Tal vez sea un lugar antiguo que una vez perteneció a una rica familia estadounidense que tenía un gusto por la vida victoriana. O tal vez un aristócrata británico compró un pedazo de tierra estadounidense y decidió poner sus propias raíces en la tierra y construyó esto para su amada.
Filippo se frota las manos enguantadas mientras regresa al carro y se sube.
"Es como si hubiéramos puesto un pie en otra dimensión, hace tanto frío." Dos hombres con pantalones y chaquetas negras caminan hacia nosotros y comienzan a abrir las puertas. Me sorprende que las puertas no se abran automáticamente como el lugar de su padre.

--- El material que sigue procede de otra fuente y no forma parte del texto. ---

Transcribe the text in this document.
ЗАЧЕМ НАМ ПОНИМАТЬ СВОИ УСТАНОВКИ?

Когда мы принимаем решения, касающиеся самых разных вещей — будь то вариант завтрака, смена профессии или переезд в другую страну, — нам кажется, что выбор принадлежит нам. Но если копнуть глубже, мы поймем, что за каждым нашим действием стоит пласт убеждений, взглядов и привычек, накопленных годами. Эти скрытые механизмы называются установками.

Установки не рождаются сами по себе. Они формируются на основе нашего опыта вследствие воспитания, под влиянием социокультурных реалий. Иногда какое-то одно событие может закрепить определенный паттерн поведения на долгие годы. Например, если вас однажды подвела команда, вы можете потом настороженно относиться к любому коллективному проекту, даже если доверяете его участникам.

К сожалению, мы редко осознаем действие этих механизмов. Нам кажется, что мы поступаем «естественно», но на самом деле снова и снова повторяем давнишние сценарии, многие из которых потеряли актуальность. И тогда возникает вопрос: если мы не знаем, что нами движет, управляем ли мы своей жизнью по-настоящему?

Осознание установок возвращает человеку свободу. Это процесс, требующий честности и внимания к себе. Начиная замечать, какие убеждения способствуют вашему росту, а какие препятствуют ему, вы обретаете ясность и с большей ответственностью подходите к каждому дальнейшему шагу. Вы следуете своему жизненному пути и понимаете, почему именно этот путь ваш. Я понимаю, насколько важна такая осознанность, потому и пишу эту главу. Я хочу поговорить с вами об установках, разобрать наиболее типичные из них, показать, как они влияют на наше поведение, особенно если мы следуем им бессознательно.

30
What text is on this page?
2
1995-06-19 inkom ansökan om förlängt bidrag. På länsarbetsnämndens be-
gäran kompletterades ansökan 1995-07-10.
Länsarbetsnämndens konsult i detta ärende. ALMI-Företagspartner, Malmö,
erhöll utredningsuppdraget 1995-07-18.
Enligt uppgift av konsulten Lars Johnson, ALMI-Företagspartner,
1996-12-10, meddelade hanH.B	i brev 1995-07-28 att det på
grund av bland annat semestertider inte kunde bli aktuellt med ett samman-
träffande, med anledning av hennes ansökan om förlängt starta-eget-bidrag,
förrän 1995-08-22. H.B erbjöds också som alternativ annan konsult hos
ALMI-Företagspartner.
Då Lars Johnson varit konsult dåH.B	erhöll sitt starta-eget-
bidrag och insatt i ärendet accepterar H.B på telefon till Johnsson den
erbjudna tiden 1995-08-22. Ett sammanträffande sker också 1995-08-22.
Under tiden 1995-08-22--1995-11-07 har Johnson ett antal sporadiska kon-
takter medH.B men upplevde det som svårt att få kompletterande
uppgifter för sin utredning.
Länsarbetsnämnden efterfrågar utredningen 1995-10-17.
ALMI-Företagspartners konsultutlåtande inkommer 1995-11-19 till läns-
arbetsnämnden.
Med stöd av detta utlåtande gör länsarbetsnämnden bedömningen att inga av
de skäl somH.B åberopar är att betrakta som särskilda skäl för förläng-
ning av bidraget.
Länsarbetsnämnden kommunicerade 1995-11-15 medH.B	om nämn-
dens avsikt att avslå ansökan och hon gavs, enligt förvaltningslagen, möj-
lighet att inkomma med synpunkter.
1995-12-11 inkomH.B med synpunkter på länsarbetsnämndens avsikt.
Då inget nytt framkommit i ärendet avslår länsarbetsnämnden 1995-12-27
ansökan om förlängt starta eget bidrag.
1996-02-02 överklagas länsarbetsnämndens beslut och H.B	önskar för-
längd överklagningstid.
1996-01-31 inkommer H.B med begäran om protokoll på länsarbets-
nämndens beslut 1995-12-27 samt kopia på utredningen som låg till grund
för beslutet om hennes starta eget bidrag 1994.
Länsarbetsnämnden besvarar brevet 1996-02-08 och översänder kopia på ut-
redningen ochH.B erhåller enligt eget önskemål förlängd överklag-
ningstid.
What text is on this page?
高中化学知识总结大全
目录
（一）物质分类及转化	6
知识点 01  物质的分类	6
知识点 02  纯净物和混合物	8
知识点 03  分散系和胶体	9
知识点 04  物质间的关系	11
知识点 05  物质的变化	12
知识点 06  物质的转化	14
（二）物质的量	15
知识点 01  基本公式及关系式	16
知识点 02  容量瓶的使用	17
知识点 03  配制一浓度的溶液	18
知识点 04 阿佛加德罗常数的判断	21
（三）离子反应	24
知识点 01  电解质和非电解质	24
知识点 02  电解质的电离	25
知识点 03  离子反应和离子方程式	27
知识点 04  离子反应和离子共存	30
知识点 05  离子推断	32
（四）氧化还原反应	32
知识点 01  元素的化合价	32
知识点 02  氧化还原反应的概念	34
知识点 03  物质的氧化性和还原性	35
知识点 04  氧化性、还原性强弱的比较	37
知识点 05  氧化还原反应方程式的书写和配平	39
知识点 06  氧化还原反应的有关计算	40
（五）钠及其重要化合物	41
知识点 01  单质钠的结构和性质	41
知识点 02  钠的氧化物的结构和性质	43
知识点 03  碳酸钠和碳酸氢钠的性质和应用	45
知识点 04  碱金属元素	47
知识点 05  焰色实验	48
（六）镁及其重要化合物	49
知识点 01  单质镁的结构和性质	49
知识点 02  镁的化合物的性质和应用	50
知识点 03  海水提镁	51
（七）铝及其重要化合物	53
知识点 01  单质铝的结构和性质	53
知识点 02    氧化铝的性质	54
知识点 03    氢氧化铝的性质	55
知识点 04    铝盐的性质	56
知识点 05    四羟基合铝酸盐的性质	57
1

"Parece que el dueño de la casa desea mantener la casa en su tema antiguo completo. Lo que aparentemente incluye la falta de mejor seguridad." Digo, ganándome la primera risa de Filippo desde que se metió en el carro.
"Todo aquí tiene años de burro. Excepto que hay un excelente servicio celular. Este lugar perteneció a los DeMarco durante casi 4 siglos. Marco lo heredó cuando su madre falleció."
"¿Su madre es una DeMarco?" Esto es nuevo para mí, siempre pensé que eran hijos de Nicole. Si Marco es un DeMarco, eso significa que Gabriel está relacionado con Marco.
Marco, Marco, Marco. La palabra recorre mi cabeza. Su nombre es un recordatorio de quién es él. La pregunta es, ¿fue el recordatorio una maldición o una bendición? Voy a ir con lo último. Tal vez unirme a este fin de semana no sea una mala idea después de todo. Hay muchas cosas que uno puede aprender cuando las respuestas están cerca.
"No todos los hermanos Catelli pertenecen a Nicole. Mantengamos esto entre nosotros." Asiento con la cabeza justo cuando las puertas se abren para nosotros y Guilia se mueve en la parte de atrás, sintiendo nuestra llegada.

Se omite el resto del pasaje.